I'm in my final months of medical school, and I spend my nights ramping up for the board exams. For the first time in five years, I'll be home for more than a month long stretch. You'd think I'd enjoy the experience more than I do.
After spending the day attending online classes, and reading textbooks, my dad and I have a drink in the kitchen. I've recently identified the fumes of his cigarettes as the scent of my childhood. Every time he smokes, I'm reminded that he's more likely to get infected with the coronavirus than if he didn't. As anyone who has a smoking Asian parent knows, telling them off doesn't do anything.
"If we get the virus," he says suddenly, "will the hospital you study in take us?"
I don't answer immediately. It's a trick question: the system in my country operates on money and power. We have neither. I say: "they will if there's room." Which is the official statement.
What my dad means to ask is: if any of us contract the virus, will the system you've gone through protect you?
He then shows me an article about advance directives.
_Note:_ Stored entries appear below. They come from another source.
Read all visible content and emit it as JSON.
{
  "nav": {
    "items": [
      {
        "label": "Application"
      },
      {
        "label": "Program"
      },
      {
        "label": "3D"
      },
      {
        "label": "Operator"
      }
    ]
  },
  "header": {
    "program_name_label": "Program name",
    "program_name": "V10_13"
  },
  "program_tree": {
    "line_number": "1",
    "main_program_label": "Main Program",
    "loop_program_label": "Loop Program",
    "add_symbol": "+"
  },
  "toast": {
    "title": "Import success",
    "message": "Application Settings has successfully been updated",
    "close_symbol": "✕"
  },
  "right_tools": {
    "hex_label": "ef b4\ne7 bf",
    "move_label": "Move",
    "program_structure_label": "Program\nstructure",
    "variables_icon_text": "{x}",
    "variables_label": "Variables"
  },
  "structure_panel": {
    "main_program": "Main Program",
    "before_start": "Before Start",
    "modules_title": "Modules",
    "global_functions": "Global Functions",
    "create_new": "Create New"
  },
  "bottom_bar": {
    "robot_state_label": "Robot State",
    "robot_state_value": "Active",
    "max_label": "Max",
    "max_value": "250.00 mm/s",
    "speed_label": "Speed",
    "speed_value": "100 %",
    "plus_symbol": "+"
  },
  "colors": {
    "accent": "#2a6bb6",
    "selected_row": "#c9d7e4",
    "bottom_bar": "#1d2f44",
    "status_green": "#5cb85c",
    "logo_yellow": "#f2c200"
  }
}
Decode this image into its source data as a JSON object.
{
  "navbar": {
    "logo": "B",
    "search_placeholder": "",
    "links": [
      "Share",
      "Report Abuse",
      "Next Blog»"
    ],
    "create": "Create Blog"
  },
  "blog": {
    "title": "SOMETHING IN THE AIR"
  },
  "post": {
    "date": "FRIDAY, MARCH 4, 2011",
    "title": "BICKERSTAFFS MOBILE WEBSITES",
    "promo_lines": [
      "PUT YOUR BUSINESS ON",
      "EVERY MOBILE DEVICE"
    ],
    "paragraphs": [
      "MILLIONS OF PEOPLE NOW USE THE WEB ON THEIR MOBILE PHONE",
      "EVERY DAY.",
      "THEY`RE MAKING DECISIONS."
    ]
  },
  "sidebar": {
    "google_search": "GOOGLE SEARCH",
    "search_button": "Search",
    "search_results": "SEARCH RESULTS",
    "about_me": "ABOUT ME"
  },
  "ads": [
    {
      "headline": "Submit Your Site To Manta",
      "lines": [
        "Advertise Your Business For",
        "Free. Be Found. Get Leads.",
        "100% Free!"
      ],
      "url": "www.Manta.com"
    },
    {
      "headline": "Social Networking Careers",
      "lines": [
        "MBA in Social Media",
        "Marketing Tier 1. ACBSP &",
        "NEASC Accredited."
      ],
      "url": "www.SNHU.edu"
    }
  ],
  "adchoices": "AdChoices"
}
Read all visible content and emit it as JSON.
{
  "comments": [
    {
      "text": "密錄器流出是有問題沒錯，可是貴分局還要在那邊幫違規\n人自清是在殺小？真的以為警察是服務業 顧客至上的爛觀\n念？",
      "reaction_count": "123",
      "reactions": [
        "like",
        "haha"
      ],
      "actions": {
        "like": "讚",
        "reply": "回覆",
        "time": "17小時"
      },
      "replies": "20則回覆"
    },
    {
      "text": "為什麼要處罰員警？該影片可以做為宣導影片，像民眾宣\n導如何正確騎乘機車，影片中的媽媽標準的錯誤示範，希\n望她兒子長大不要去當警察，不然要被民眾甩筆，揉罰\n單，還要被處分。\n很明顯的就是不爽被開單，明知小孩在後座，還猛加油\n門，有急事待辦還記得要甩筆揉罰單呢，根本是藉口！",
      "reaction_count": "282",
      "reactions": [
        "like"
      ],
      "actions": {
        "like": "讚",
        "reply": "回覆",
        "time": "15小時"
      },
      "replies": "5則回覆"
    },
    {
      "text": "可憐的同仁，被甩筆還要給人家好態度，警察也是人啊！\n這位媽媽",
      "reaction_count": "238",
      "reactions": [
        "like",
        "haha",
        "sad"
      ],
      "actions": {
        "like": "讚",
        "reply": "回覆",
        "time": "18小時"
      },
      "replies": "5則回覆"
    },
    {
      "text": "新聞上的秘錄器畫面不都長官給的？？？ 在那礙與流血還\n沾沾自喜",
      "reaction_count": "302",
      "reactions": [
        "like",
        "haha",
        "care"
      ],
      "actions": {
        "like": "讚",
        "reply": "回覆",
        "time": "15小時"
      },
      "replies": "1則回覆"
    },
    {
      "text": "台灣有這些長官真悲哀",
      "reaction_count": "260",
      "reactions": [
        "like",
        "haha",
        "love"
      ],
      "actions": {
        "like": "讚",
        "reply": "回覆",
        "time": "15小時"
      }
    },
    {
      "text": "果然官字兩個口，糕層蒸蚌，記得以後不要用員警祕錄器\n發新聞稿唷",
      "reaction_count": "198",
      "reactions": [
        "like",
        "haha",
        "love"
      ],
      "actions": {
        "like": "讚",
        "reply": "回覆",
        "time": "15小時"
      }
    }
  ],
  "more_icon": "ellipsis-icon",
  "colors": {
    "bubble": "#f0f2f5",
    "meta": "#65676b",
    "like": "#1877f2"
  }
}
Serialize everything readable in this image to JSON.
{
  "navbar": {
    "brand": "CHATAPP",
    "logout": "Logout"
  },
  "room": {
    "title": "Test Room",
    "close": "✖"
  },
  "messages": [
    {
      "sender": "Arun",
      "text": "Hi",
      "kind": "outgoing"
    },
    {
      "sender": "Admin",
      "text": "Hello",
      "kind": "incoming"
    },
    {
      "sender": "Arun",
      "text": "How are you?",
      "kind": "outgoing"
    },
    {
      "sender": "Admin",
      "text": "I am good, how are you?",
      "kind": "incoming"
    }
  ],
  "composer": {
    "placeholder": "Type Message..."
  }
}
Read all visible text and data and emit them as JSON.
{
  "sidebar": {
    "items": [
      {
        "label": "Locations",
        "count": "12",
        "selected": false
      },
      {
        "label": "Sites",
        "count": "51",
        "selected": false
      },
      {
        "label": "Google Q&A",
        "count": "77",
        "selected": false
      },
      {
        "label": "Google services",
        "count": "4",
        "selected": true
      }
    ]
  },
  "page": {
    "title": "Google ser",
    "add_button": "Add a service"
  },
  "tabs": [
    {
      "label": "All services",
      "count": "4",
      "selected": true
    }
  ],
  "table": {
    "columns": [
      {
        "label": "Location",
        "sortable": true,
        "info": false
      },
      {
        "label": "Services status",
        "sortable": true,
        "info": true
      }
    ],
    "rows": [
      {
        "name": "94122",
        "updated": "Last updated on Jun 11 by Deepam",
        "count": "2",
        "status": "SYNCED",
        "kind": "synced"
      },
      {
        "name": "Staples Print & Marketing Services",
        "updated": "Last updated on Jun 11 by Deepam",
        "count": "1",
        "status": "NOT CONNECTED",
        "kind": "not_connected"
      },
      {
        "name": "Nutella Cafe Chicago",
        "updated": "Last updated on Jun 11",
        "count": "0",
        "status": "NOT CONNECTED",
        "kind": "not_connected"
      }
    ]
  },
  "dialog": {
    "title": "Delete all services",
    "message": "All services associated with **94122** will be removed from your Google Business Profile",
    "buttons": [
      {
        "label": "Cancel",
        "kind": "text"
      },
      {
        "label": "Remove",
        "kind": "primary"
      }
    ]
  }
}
I shrink a couple of feet and feel like a child again. I want to say that we don't have to worry about that yet, but who am I kidding? Death is playing his own Russian roulette game throughout the city, and who knows which door he'll knock on next.
I don't mind dying. I've accepted it. It's a hazard of my profession. But I don't want to bury my dead. I didn't spend five years away from everyone I cared about just for their lives to end like that.
But who am I kidding? When did death ever listen to the living?